A study on hepatitis C patients with underlying comorbidities reported no correlation between scores of tests for health and mental status (cirrhosis-related symptom score [CSS]; and short-form [SF-36] health survey) (
17). However, we found no comparable results of other studies consistent with our findings concerning possible protective factors of taller body height and elevated GOT in hepatitis C patients, except that laboratory values for liver parameters (GPT and GOT) were not associated with daytime sleepiness and altered sleep patterns in patients with compensated liver cirrhosis (
15). More studies are needed to confirm these protective factors as well as identifying other factors.
In contrast to the previous studies that explored the effects of anti-viral treatment on sleeping problems in hepatitis patients (
17-
19), the present study included early-stage hepatitis patients with no history of receiving treatment, which precluded evaluating the possible impacts of medication use.

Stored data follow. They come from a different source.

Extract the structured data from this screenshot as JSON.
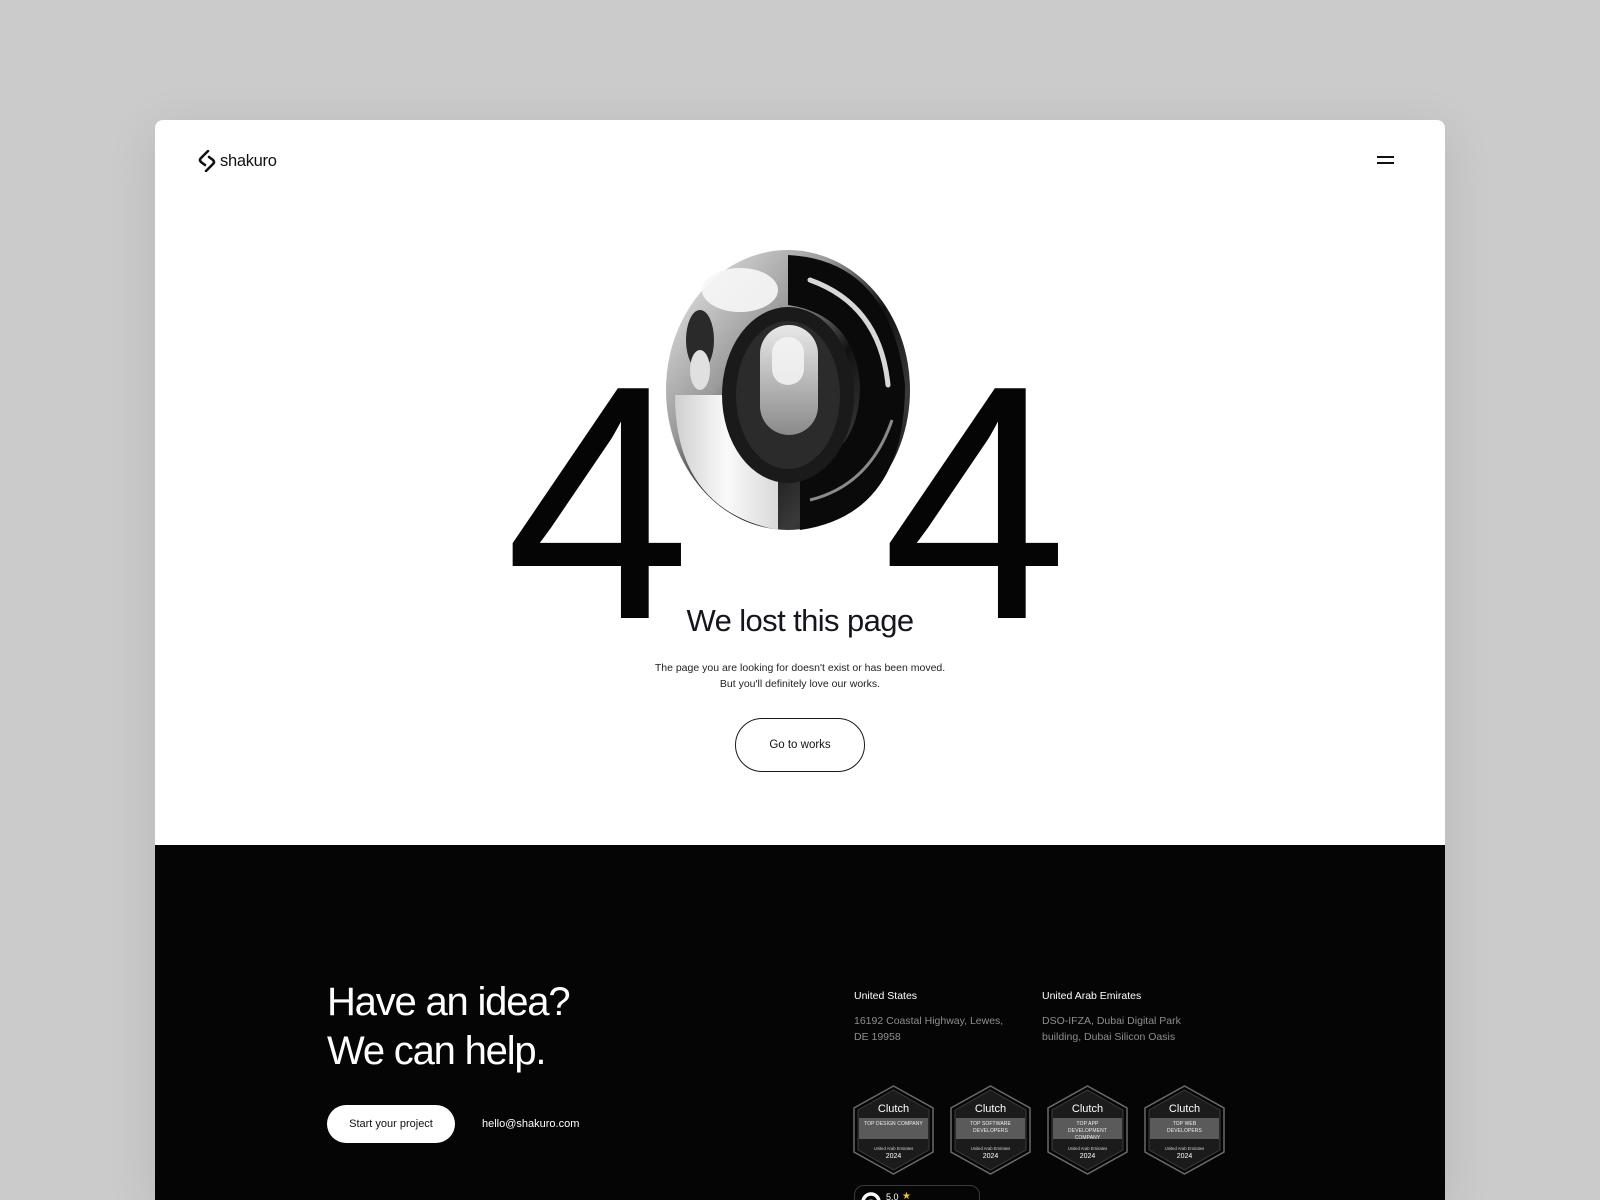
{
  "brand": {
    "name": "shakuro"
  },
  "hero": {
    "digit_left": "4",
    "digit_right": "4",
    "title": "We lost this page",
    "description_line1": "The page you are looking for doesn't exist or has been moved.",
    "description_line2": "But you'll definitely love our works.",
    "button_label": "Go to works"
  },
  "footer": {
    "cta_line1": "Have an idea?",
    "cta_line2": "We can help.",
    "start_button": "Start your project",
    "email": "hello@shakuro.com",
    "offices": [
      {
        "name": "United States",
        "address_line1": "16192 Coastal Highway, Lewes,",
        "address_line2": "DE 19958"
      },
      {
        "name": "United Arab Emirates",
        "address_line1": "DSO-IFZA, Dubai Digital Park",
        "address_line2": "building, Dubai Silicon Oasis"
      }
    ],
    "badges": [
      {
        "brand": "Clutch",
        "category": "Top Design Company",
        "region": "United Arab Emirates",
        "year": "2024"
      },
      {
        "brand": "Clutch",
        "category": "Top Software Developers",
        "region": "United Arab Emirates",
        "year": "2024"
      },
      {
        "brand": "Clutch",
        "category": "Top App Development Company",
        "region": "United Arab Emirates",
        "year": "2024"
      },
      {
        "brand": "Clutch",
        "category": "Top Web Developers",
        "region": "United Arab Emirates",
        "year": "2024"
      }
    ],
    "rating": {
      "value": "5,0",
      "icon": "star-icon"
    }
  },
  "colors": {
    "page_bg": "#cbcbcb",
    "frame_bg": "#ffffff",
    "footer_bg": "#050505",
    "text_dark": "#15151f",
    "star": "#f5c518"
  }
}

Severe sleep problems were also absent in hepatitis patients in the present pilot study. However, in a comparison of the severity of sleep problems between patients with hepatitis C who received interferon vs. interferon-free medications, the interferon therapies caused significant sleep problems compared to the interferon-free therapies (
19). Understandably, those authors suggested that the nature of sleep problems in hepatitis patients was not well understood, and cautioned that inadequate sleep may lead to exhaustion, irritability, and mood swings, exacerbating overall health status, and quality of life while trying to rid the body of the virus (
19). Raison et al. (
20) demonstrated that chronic exposure to immune cytokines in chronic hepatitis patients treated with interferon-alpha was associated with reduced continuity and depth of sleep and resulted in insomnia and hyperarousal. Hence, immune cytokines may be a link between chronic inflammatory conditions, altered evening cortisol production, motor slowing, and daytime fatigue. Furthermore, the importance of differentiating the effects of treatment vs. the symptom burden of hepatitis, as well as the further elucidation of causal pathways, have been suggested (
12).
The present prospective pilot study has several limitations. First, we only included outpatients who were newly diagnosed with chronic hepatitis but had not yet received any treatment, which allowed us to evaluate hepatitis-associated sleepiness without the possible influence of antiviral medications; however, due to this special inclusion criterion, the sample size of this pilot study is relatively small. In addition, a few patients, who used hypnotics no more than once a week, were included in this study for a larger sample size. But, to rule out the possibility of confounding effects, such patients may be excluded in the future large-scale multi-center study. The Chinese version of the GERDQ do not contain items on nocturnal GERD, so whether the included patients have nocturnal GERD is unclear. Furthermore, the present research is a cross-sectional study conducted in a single medical center, which might include biases. Hence, caution should be taken when generalizing results to other contexts or population groups. Although patients with hepatitis B + C had the highest percentage of daytime sleepiness, but due to the small sample size (n = 9), such high daytime sleepiness in patients with hepatitis B + C needs to be confirmed by studies with larger populations. This was a prospective pilot study with only early-stage hepatitis patients (only two had cirrhosis), and therefore, further studies are needed to explore this issue. Future prospective studies should involve a larger multi-center sample that includes patients with hepatitis B and hepatitis C at different stages, including those with and without hepatitis-associated cirrhosis.
5.1. Conclusions
This study demonstrated that gastroesophageal reflux is a risk factor for daytime sleepiness in patients diagnosed with hepatitis B, but not hepatitis C. Hypertension was found to be associated with significantly increased odds of daytime sleepiness in patients with hepatitis C, but not in hepatitis B. Also, taller body height and elevated serum GOT levels are protective factors for daytime sleepiness in patients with hepatitis C.